# Bumper (?) question



## Josh_Br (Mar 18, 2020)

Hi,
I am a complete novice when it comes to model trains and know very little. A model train club puts a display up each Christmas in our local mall, with lots of different landscapes and scales. It got me thinking that I would like to make something, hopefully with the involvement of my kids, to display in our house at Christmas.

We have a good sized fireplace mantle; it's probably 4' or 5' wide and 1.5' deep. I was thinking of using N scale, and making something that just went in a straight line. In the display in the mall, someone had a track setup that was just a straight line. The train would go from one end to the other then back again; it would just keep going back and forth. As I understand it, the things at the ends that the train runs into are called bumpers, and somehow they tell the train to reverse and go back the way it came. I'd like to make something like this - just a straight line where the train goes back and forth.
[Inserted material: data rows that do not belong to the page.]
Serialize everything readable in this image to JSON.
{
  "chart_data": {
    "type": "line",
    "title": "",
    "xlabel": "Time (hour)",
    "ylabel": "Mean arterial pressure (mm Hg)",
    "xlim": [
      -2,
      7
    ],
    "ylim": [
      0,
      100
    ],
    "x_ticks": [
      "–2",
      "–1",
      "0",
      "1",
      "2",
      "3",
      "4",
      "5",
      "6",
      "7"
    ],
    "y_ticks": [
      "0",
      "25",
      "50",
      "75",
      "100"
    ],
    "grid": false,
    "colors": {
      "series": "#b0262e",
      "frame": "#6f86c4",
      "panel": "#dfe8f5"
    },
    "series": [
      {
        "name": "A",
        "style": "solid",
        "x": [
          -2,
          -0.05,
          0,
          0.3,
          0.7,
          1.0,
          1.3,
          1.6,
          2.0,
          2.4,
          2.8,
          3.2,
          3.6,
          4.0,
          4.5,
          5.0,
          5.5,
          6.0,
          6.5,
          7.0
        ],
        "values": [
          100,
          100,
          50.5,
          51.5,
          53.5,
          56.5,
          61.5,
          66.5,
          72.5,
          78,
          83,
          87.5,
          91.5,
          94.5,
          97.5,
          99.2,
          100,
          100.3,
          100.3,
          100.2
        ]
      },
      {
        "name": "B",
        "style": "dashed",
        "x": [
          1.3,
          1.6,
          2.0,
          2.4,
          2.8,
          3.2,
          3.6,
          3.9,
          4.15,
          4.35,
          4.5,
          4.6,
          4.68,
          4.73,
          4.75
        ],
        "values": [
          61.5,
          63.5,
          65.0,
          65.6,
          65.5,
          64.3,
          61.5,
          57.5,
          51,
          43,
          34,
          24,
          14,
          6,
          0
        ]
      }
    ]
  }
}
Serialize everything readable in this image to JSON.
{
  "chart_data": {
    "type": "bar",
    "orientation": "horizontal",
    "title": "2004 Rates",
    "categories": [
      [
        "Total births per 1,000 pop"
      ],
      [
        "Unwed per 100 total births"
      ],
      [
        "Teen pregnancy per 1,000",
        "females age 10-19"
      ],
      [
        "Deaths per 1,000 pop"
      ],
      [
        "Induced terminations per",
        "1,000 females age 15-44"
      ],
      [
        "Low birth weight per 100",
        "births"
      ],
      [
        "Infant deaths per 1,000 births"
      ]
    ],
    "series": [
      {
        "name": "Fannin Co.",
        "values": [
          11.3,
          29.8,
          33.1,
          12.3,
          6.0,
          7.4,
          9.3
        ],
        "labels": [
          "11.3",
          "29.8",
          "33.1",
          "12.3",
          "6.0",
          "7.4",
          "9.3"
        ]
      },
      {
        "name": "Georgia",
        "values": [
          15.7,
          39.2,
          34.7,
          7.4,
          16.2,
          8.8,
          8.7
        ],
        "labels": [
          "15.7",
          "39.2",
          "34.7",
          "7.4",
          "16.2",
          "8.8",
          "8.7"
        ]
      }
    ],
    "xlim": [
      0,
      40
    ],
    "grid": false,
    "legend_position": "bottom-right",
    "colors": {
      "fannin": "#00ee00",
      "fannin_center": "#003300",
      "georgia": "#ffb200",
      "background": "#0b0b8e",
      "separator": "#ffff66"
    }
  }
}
Could someone help me out with how all of this works, and what all parts I would need? I appreciate the help.


----------



## QueenoftheGN (Dec 10, 2019)

this is only automatic reversing one i know of

https://www.amazon.com/dp/B0079235MW?tag=duckduckgo-d-20&linkCode=ogi&th=1&psc=1


----------



## Josh_Br (Mar 18, 2020)

That actually looks perfect - thank you!


----------



## QueenoftheGN (Dec 10, 2019)

Be warned: look at the reviews for it.


----------



## Dennis461 (Jan 5, 2018)

There is also an electronic reversing module, which take a bit more skill to setup, but it does not rely on the bumpers or a special purpose engine/trolley.

For example
https://www.ebay.com/itm/Auto-Rever...HO-N-O-S-Scale-Train-or-Trolley-/283621284244


----------



## DonR (Oct 18, 2012)

Azatrax makes an electronic unit that you can use
with N scale to control the direction of a trolley or
train. It is available as DCC or DC and you use
your own track and trains. It can be set to stop
at 'stations' along the route.

http://www.azatrax.com/automatic-reverse-loop.html

Don


----------